(November 25, 2012) — “Fraud” and “internal collusion” were occurring within State Street’s transition management unit in London, according to John Corrigan—the man in charge of managing assets for Ireland’s national pension scheme.
Corrigan, the head of the National Treasury Management Agency (NTMA)—which manages investments for the National Pension Reserve Fund (NPRF)—told Ireland’s Committee of Public Accounts that State Street’s actions amounted to fraudulent acts—although he admitted that the bank would argue otherwise.
State Street had been hired by the NTMA to execute an asset transition in 2010. The fund later learned that the bank had overcharged for the transaction.
“What happened here was fraudulent in nature; we have communicated this view to State Street,” Corrigan told the committee, according to numerous media reports.
“What we are dealing with here is fraud. Fraud, for it to be successful, has to have internal collusion,” he added. He added that, as a result, three employees were no longer with State Street.
The incident has been reported to Ireland’s police force, according to the Irish Times.
FSA Investigating
Multiple sources tell aiCIO that the UK’s Financial Services Authority (FSA) is conducting an in-depth look at State Street’s transition management practices. The FSA can neither confirm nor deny that this is occurring, as per official policy.
“As previously discussed, this relates to a transition management matter that we self-reported to the FSA in September 2011,” a State Street spokesperson told aiCIO. “In a limited number of instances, we charged commissions on transition management mandates that were not consistent with our contractual agreements. As a result of our own internal analysis, we have determined that certain employees failed to comply with the high standards of conduct, communication and transparency that we expect. Those individuals are no longer with the company.”
Corrigan’s testimony before the Committee stemmed from an audit performed by Ireland’s Comptroller and Auditor General. According to the report, markups of an estimated €2.65 million—5.5 times the contractual fee—were applied to transition fees paid by the fund.

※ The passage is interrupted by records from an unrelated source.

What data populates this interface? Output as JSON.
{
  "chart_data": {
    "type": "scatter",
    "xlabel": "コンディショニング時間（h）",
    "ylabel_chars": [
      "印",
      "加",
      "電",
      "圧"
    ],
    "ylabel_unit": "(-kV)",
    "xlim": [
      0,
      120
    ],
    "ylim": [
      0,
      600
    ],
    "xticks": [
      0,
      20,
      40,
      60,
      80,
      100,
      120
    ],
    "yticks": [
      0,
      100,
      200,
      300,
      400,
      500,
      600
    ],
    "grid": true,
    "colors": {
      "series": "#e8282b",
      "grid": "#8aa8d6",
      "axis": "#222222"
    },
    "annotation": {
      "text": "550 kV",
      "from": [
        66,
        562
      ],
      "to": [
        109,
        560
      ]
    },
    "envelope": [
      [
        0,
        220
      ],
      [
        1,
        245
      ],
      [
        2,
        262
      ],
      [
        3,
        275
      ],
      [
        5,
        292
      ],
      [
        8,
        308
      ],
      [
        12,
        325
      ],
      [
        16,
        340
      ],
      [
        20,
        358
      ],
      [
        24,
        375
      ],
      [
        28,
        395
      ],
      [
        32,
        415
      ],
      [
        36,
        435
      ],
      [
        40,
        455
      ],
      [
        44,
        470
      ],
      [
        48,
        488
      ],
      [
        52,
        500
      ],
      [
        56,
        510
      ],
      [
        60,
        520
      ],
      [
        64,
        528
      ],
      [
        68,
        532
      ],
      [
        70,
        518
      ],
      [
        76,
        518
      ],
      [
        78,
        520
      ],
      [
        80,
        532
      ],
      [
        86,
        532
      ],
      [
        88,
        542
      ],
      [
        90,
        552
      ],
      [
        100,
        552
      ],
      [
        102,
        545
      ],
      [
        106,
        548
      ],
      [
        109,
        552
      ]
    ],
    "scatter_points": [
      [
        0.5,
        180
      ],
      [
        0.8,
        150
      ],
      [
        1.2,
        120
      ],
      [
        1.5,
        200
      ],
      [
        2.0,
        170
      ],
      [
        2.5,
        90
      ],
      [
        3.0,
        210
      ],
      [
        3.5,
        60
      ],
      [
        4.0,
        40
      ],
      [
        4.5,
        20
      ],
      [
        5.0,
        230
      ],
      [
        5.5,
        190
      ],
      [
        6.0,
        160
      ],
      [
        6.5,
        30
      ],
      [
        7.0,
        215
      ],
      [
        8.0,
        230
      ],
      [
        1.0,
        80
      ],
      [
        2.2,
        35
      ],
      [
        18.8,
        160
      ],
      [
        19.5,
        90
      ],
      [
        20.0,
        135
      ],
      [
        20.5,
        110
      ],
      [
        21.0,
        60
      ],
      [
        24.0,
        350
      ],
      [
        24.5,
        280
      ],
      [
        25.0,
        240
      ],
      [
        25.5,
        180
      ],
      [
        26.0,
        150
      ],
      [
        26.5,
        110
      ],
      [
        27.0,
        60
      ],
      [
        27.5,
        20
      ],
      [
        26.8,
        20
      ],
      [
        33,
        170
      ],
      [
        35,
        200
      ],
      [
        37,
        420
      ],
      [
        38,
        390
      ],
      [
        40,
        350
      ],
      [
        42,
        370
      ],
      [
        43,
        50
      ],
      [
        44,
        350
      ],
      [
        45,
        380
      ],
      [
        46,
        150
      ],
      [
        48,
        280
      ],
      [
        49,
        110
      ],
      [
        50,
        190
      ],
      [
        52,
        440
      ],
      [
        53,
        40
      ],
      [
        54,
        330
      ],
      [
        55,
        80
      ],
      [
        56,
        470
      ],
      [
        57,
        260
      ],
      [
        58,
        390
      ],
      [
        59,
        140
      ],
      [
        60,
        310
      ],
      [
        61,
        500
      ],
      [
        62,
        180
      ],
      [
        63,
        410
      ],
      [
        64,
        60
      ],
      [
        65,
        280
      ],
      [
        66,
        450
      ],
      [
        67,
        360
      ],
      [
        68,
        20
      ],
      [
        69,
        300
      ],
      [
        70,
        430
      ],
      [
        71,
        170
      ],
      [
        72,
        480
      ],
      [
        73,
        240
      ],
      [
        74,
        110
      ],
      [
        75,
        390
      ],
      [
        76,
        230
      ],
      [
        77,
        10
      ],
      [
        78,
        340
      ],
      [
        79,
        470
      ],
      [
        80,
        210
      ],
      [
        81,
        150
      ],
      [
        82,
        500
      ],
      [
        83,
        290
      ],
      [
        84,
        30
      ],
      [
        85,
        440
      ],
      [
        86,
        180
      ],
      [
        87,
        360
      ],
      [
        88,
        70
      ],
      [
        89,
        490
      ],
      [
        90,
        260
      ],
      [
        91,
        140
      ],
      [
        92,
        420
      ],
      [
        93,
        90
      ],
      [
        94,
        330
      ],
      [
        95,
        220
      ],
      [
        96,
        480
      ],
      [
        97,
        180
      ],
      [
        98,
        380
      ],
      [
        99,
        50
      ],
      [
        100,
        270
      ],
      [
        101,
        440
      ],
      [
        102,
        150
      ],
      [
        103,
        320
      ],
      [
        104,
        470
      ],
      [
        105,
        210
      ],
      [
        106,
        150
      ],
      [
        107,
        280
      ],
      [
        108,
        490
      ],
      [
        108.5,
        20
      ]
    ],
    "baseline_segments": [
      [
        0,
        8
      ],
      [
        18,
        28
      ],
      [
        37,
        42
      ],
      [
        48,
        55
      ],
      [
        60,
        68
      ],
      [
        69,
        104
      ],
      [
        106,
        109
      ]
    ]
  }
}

This amount was fully reimbursed by State Street.
“In December 2010, the NTMA awarded…one transition contract…to London-based State Street Bank Europe Ltd (SSBE), for the disposal of assets for a management fee based on the value of the assets disposed,” the audit, released in late September, stated. “No other compensation, other than certain foreign exchange costs, was to be paid to SSBE.” After disposing of the assets—valued at €4.7 billion—the bank collected the contracted amount of €698,000. However, “[i]n October 2011, the NTMA became aware through media reports that two senior executives, one based in the United Kingdom and one based in the United States, had departed from the transition team of SSBE,” prompting the NTMA to ask State Street for more information.
“In response, on 12 October 2011, SSBE wrote to the NTMA explaining that it had reimbursed a UK client following the application of a commission that had not been expressly agreed with the client,” the report stated.
According to the audit, in November 2011 State Street informed the NTMA that “it had concluded that a commission for which there was no contractual agreement had been applied to the NPRF transactions in transition number 14.” In December, State Street reimbursed the client “€2.65 million which was SSBE’s estimate of the aggregate amount of the mark-ups applied.”
The NTMA is not the only European fund affected. It is known that State Street also overcharged both the Sainsbury’s and Royal Mail pension plans. The bank reimbursed both funds.
Corrigan is a member of aiCIO’s Power 100.